May 19, 1956
Dear Miss Wendy:
The poem might have been entitled 'The Professor Goes Fishing.' That is his engrossing hobby and he is always glad when the final examinations in May are marked.
When a student fails in a subject, a 'star' or 'asterisk' is attached to that subject in the published class-list. The professor has been continually bored with marking papers, so much so that his face might be considered as resembling an 'asterisk' a dull one at that.

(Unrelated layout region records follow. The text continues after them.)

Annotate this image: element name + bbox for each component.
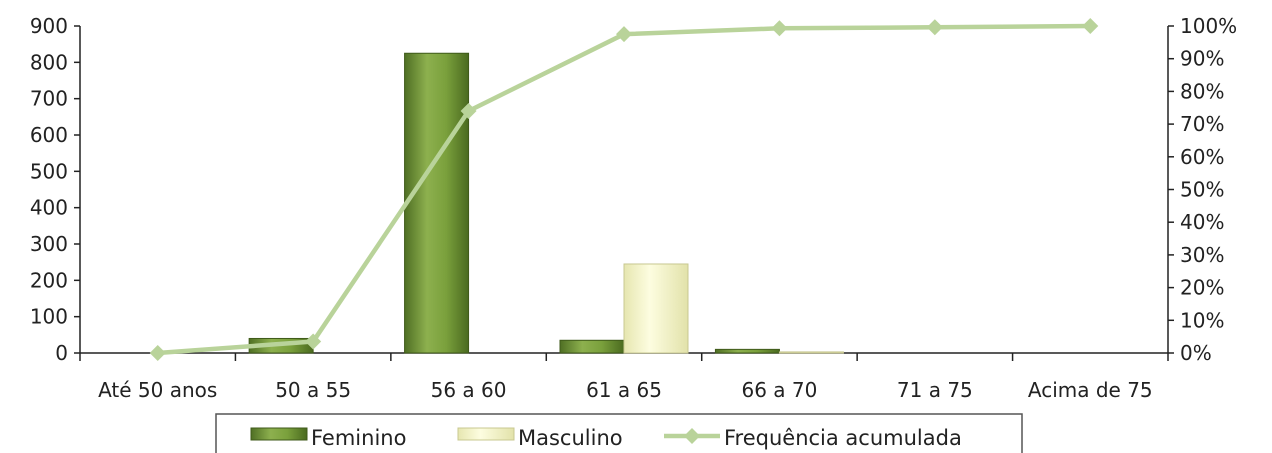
legend-label-masculino: Masculino	[518, 426, 623, 450]
line-point-marker	[771, 20, 788, 37]
bar-masculino	[623, 263, 689, 354]
y-left-tick-label: 200	[30, 268, 68, 292]
y-right-tick-label: 10%	[1180, 308, 1224, 332]
line-point-marker	[1082, 18, 1099, 34]
x-tick-label: 50 a 55	[275, 378, 351, 402]
y-left-tick-label: 900	[30, 14, 68, 38]
y-left-tick-label: 700	[30, 87, 68, 111]
y-right-tick-label: 30%	[1180, 243, 1224, 267]
x-tick-label: Acima de 75	[1028, 378, 1153, 402]
line-point-marker	[460, 103, 477, 120]
legend-label-frequencia: Frequência acumulada	[724, 426, 962, 450]
y-right-tick-label: 90%	[1180, 47, 1224, 71]
line-point-marker	[305, 333, 322, 350]
line-layer	[149, 18, 1099, 361]
x-tick-label: Até 50 anos	[98, 378, 217, 402]
y-left-tick-label: 300	[30, 232, 68, 256]
y-left-tick-label: 400	[30, 196, 68, 220]
y-right-tick-label: 100%	[1180, 14, 1237, 38]
bar-feminino	[714, 348, 780, 354]
legend-swatch-frequencia-marker	[684, 428, 700, 444]
line-point-marker	[149, 345, 166, 361]
bar-masculino	[778, 351, 844, 354]
y-left-tick-label: 600	[30, 123, 68, 147]
y-right-tick-label: 40%	[1180, 210, 1224, 234]
y-right-tick-label: 0%	[1180, 341, 1212, 365]
axes-layer: 0 100 200 300 400 500 600 700 800 900 0% 10% 20% 30% 4…	[30, 14, 1237, 402]
bars-layer	[248, 52, 844, 354]
y-right-tick-label: 20%	[1180, 276, 1224, 300]
bar-feminino	[559, 339, 625, 354]
line-point-marker	[616, 26, 632, 43]
x-tick-label: 71 a 75	[897, 378, 973, 402]
y-left-tick-label: 0	[55, 341, 68, 365]
y-right-tick-label: 70%	[1180, 112, 1224, 136]
y-right-tick-label: 50%	[1180, 178, 1224, 202]
x-tick-label: 61 a 65	[586, 378, 662, 402]
y-right-tick-label: 80%	[1180, 79, 1224, 103]
bar-feminino	[404, 52, 470, 354]
legend-swatch-feminino	[250, 427, 308, 441]
y-left-tick-label: 800	[30, 50, 68, 74]
y-right-tick-label: 60%	[1180, 145, 1224, 169]
x-tick-label: 56 a 60	[431, 378, 507, 402]
legend-swatch-masculino	[457, 427, 515, 441]
legend-label-feminino: Feminino	[311, 426, 406, 450]
legend: Feminino Masculino Frequência acumulada	[215, 413, 1023, 453]
y-left-tick-label: 500	[30, 159, 68, 183]
y-left-tick-label: 100	[30, 305, 68, 329]
x-tick-label: 66 a 70	[741, 378, 817, 402]
line-point-marker	[926, 19, 943, 36]
legend-box	[215, 413, 1023, 453]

Now that May is over, he is free; he assembles his fishing gear for, let us say, trolling, and starts off in his boat for the lake. After an indefinite time he hooks a big one a very big one. For an instant he doesn't know how big it is; then he realizes the size and while he is reeling or 'hauling' in, everything in the world seems to disappear or to be unimportant in the excitement which makes his 'asterisk' face glow. The sun and the sky are merely reflections in the water. The class-room, the examinations, the failure, etc., etc., are all forgotten. He thinks no more of May or of September (when the Supplementals begin).
His whole life of, say, seventy years is concentrated in that one hour of 'hauling him in.' This hardly accords with the teenager reference though I think the poem could be so interpreted provided enough imaginative license came to the reader's assistance.
In Absentia refers to his thought even more than to his physical absence from the classroom.